How to pay for all that without going into hock? There are ways. For one, I have detected a Christmas underground. There is an untold volume of undeclared traffic in holiday goodies. For example, friends of my in-laws, who are otherwise virtuous, church-going upholders of the law, seem to be the leaders of a chocolate smuggling ring. The details are shady, but every year a large Tupperware box of excellent chocolates appears at my in-laws courtesy of this couple, who do mysterious pickups at non-descript parking lots, and then sell their goods to their friends at bargain rates.

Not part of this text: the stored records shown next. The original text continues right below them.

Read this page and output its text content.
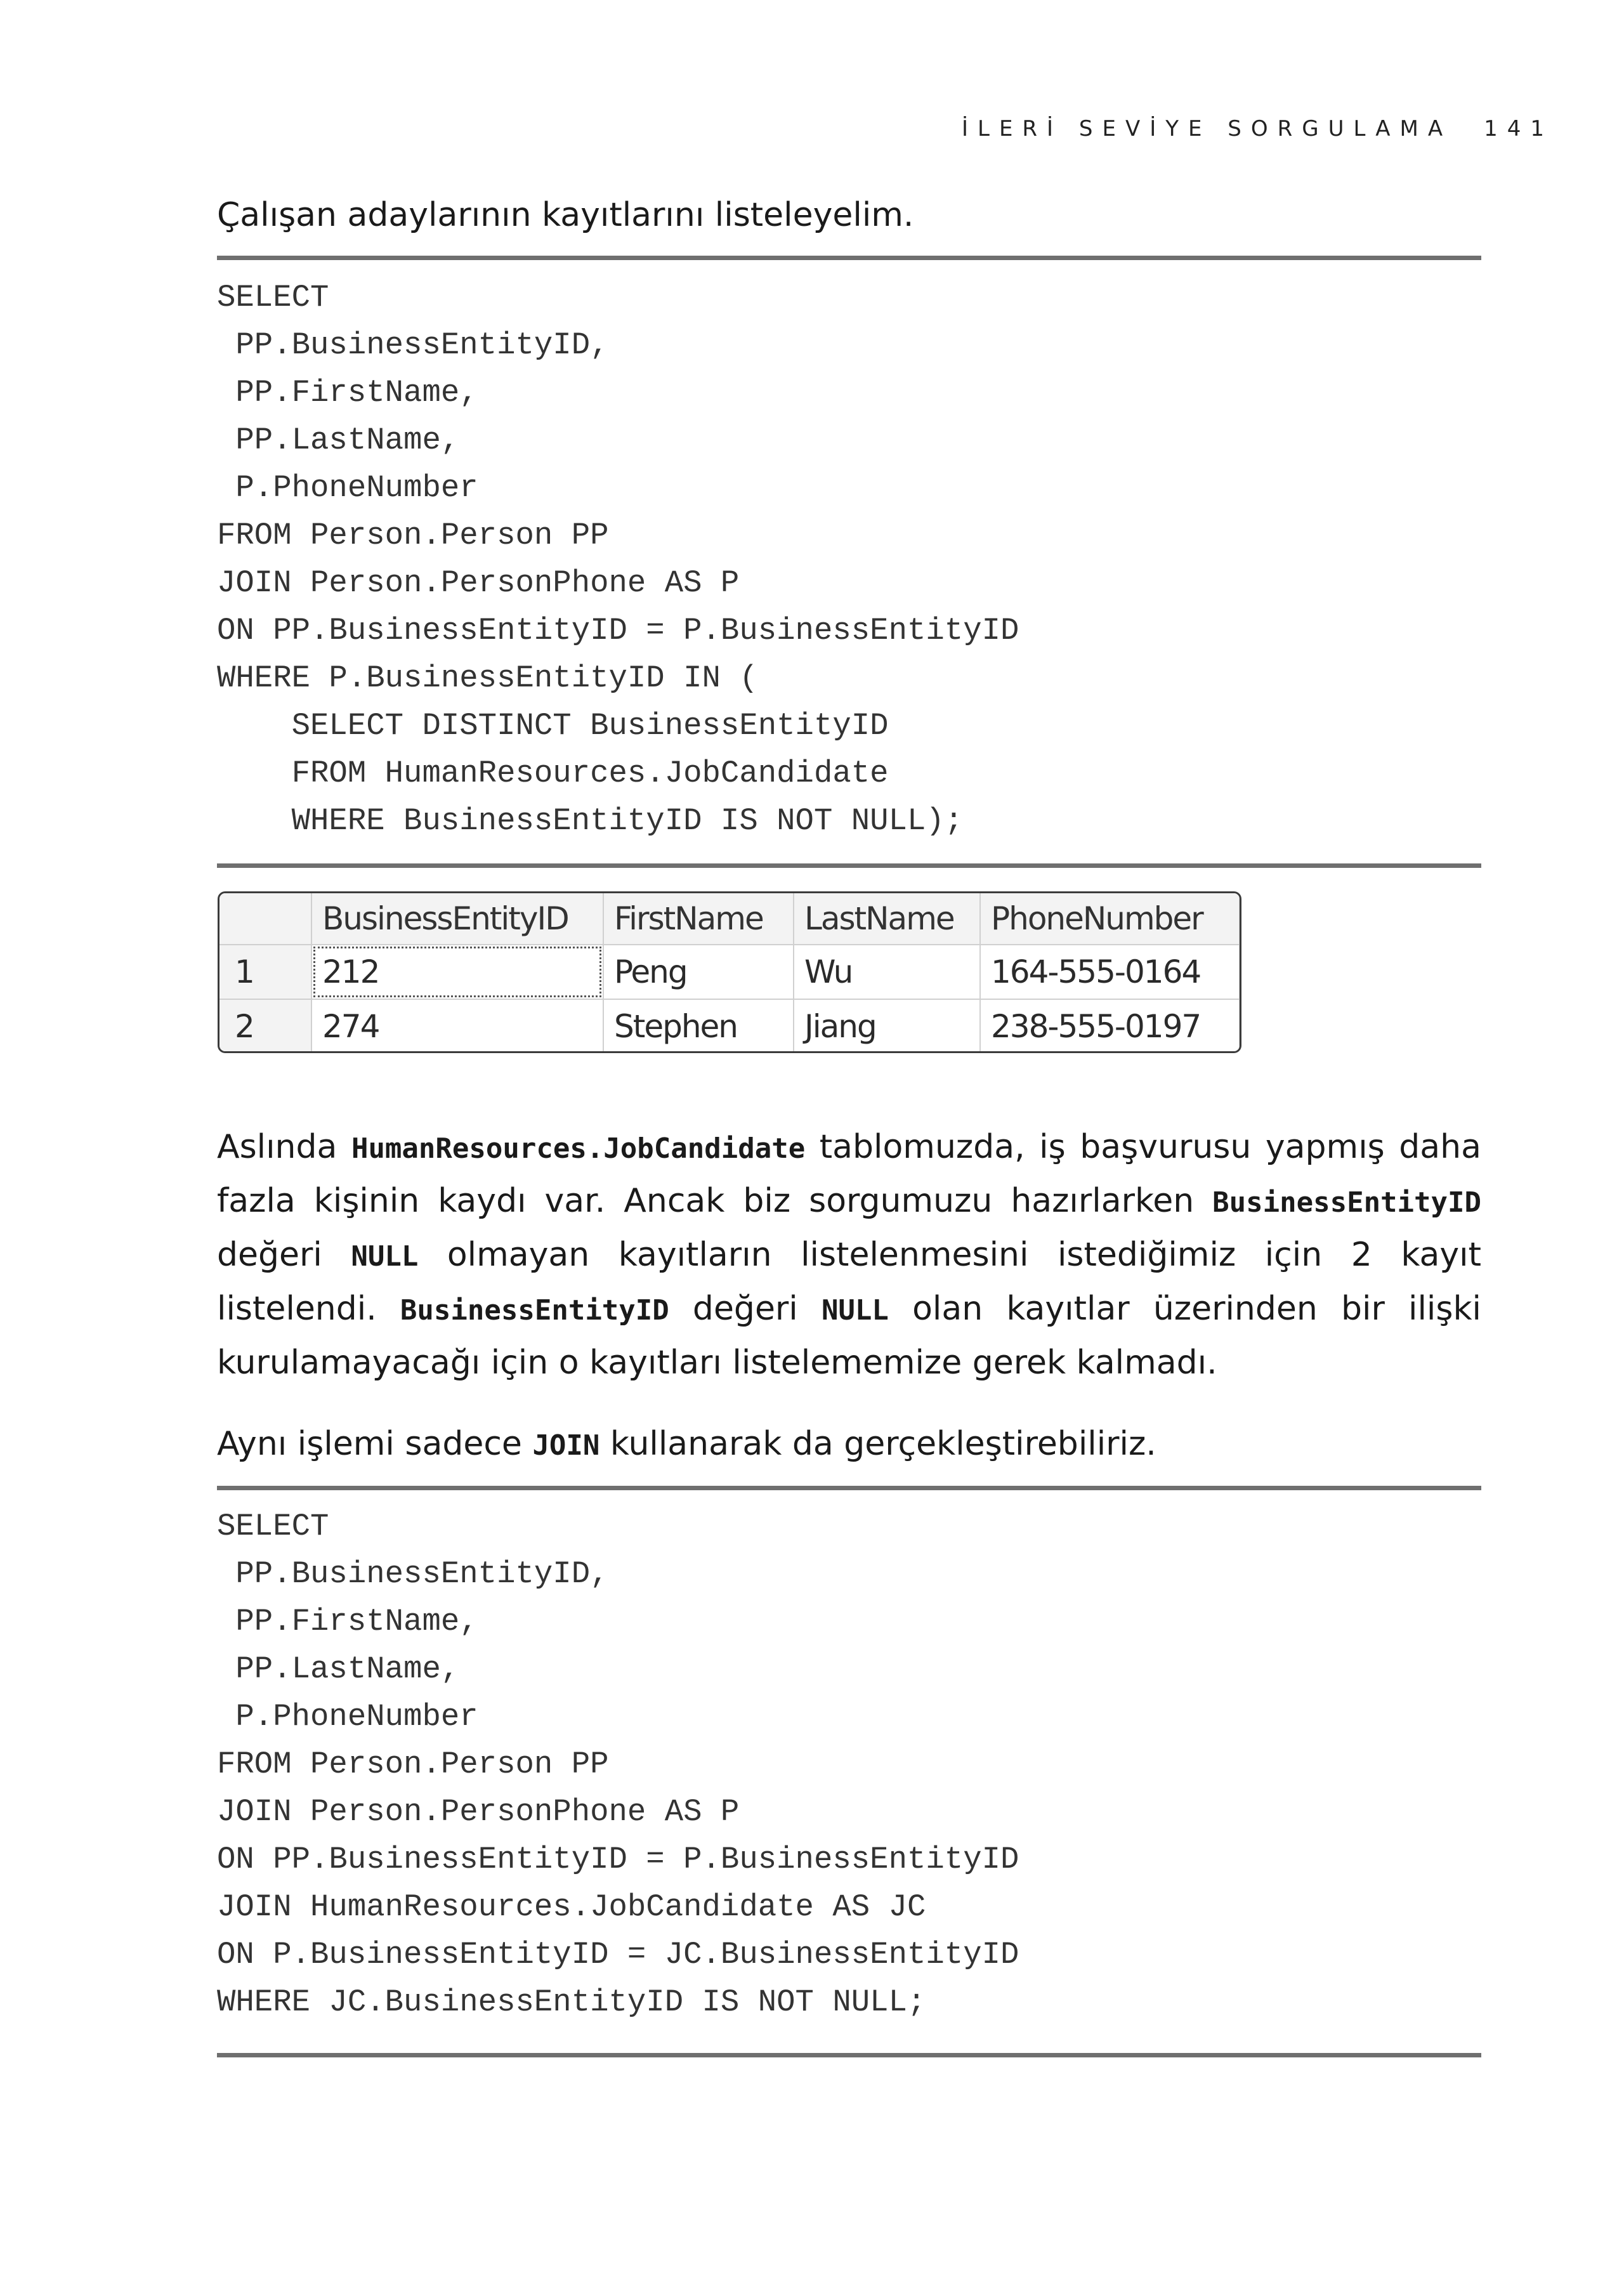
İLERİ SEVİYE SORGULAMA 141

Çalışan adaylarının kayıtlarını listeleyelim.

SELECT
PP.BusinessEntityID,
PP.FirstName,
PP.LastName,
P.PhoneNumber
FROM Person.Person PP
JOIN Person.PersonPhone AS P
ON PP.BusinessEntityID = P.BusinessEntityID
WHERE P.BusinessEntityID IN (
SELECT DISTINCT BusinessEntityID
FROM HumanResources.JobCandidate
WHERE BusinessEntityID IS NOT NULL);
	BusinessEntityID	FirstName	LastName	PhoneNumber
1	212	Peng	Wu	164-555-0164
2	274	Stephen	Jiang	238-555-0197

Aslında HumanResources.JobCandidate tablomuzda, iş başvurusu yapmış daha fazla kişinin kaydı var. Ancak biz sorgumuzu hazırlarken BusinessEntityID değeri NULL olmayan kayıtların listelenmesini istediğimiz için 2 kayıt listelendi. BusinessEntityID değeri NULL olan kayıtlar üzerinden bir ilişki kurulamayacağı için o kayıtları listelememize gerek kalmadı.

Aynı işlemi sadece JOIN kullanarak da gerçekleştirebiliriz.

SELECT
PP.BusinessEntityID,
PP.FirstName,
PP.LastName,
P.PhoneNumber
FROM Person.Person PP
JOIN Person.PersonPhone AS P
ON PP.BusinessEntityID = P.BusinessEntityID
JOIN HumanResources.JobCandidate AS JC
ON P.BusinessEntityID = JC.BusinessEntityID
WHERE JC.BusinessEntityID IS NOT NULL;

These networks seem to be very intimate, word-of-mouth operations. Just the other day, I was surprised to arrive at the home of an acquaintance and see a table full of vacuum-packed whole smoked salmons. Wondering if they had decided to have a bagel-and-lox-a-thon, I asked what was up. No, despite the recent frenzy for bagels (including an – urp – bagel hamburger) that was not it. It was another black market Christmas affair: I order a ton from my secret source, and you buy top quality at cut rates. I felt a pang of envy and wished that I was in on the deal. I wondered whose hands needed to be greased, and what the secret password was. I’m not usually one to defy the law for illegal or mind-bending substances, but good smoked salmon is an entirely different matter. Sign me up for next year.